About a Deer
Deer of All Lands: Dreaming, Watercolor, graphite and thread on paper and drafting film, 48" x 35" (52" x 38.5" framed)
Nature is clearly a big influence on my art. In my life, too. I love this time of year when windows can be open and the separation between inside and outside diminishes. It rained last night and, as I type this, the birds outside my open window are chatting and singing. The air smell like flowers, largely because our very fragrant mock orange bush is in bloom.
This month nature has been especially close, in beautiful and heavy ways.
Snapping turtles are currently nesting across the street and it’s a treat to watch their slow, prehistoric looking bodies lumber over land to find a spot to bury eggs. A few weeks ago a large doe came into our yard. It was either hurt or sick and died shortly thereafter, about fifteen feet from our house under the very mock orange bush now perfuming the yard. I spent the better part of a day trying to figure out how to get the body removed from our yard and seeing her large, still body every time I neared the kitchen windows.
She has remained on my mind ever since.
One of my bodies of work is called Deer of All Lands, based on an old book I found in a digital library archives. I recently rediscovered the piece in these photos, which I made a number of years ago and put in storage after it was exhibited several times. It’s one of my favorites, maybe because I spent countless hours on the stitching, and so I hung it in the gallery at the start of the season. There is a ring of deer, painted on the bottom layer of the piece, that I hope reveals itself slowly to the viewer, with time and looking. It reminds me that life is revolving.

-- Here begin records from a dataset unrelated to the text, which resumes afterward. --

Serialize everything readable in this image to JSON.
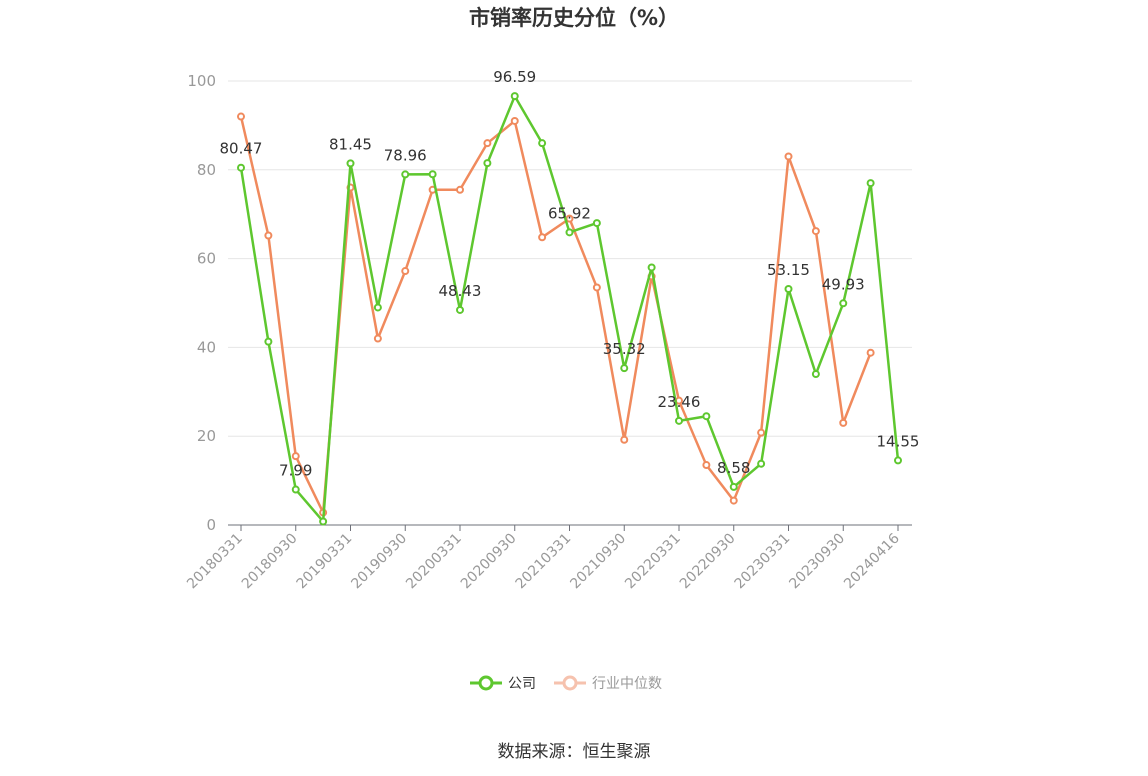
{
  "chart_data": {
    "type": "line",
    "title": "市销率历史分位（%）",
    "x": [
      "20180331",
      "20180630",
      "20180930",
      "20181231",
      "20190331",
      "20190630",
      "20190930",
      "20191231",
      "20200331",
      "20200630",
      "20200930",
      "20201231",
      "20210331",
      "20210630",
      "20210930",
      "20211231",
      "20220331",
      "20220630",
      "20220930",
      "20221231",
      "20230331",
      "20230630",
      "20230930",
      "20231231",
      "20240416"
    ],
    "x_tick_labels": [
      "20180331",
      "20180930",
      "20190331",
      "20190930",
      "20200331",
      "20200930",
      "20210331",
      "20210930",
      "20220331",
      "20220930",
      "20230331",
      "20230930",
      "20240416"
    ],
    "y_ticks": [
      "0",
      "20",
      "40",
      "60",
      "80",
      "100"
    ],
    "ylim": [
      0,
      100
    ],
    "series": [
      {
        "name": "公司",
        "color": "#5ec72f",
        "values": [
          80.47,
          41.3,
          7.99,
          0.8,
          81.45,
          49.0,
          78.96,
          79.0,
          48.43,
          81.5,
          96.59,
          86.0,
          65.92,
          68.0,
          35.32,
          58.0,
          23.46,
          24.5,
          8.58,
          13.8,
          53.15,
          34.0,
          49.93,
          77.0,
          14.55
        ],
        "labels": [
          "80.47",
          null,
          "7.99",
          null,
          "81.45",
          null,
          "78.96",
          null,
          "48.43",
          null,
          "96.59",
          null,
          "65.92",
          null,
          "35.32",
          null,
          "23.46",
          null,
          "8.58",
          null,
          "53.15",
          null,
          "49.93",
          null,
          "14.55"
        ]
      },
      {
        "name": "行业中位数",
        "color": "#f08a5d",
        "values": [
          92.0,
          65.2,
          15.5,
          2.8,
          76.0,
          42.0,
          57.2,
          75.5,
          75.5,
          86.0,
          91.0,
          64.8,
          69.0,
          53.5,
          19.2,
          56.0,
          28.0,
          13.5,
          5.5,
          20.8,
          83.0,
          66.2,
          23.0,
          38.8,
          null
        ]
      }
    ],
    "grid": true,
    "legend_position": "bottom"
  },
  "source": "数据来源：恒生聚源"
}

Dreaming is also the title of my new painting series, created this past winter. It is a term that implies a different type of awareness, a knowing that comes through intuition and bubbles up from deep inside. It is a state that feels to me both real and not of this world.
Deer of All Lands, Dreaming, detail. The pattern was stitched by hand with three different colors of thread to create a shimmery gradation.
The mock orange bush mentioned above.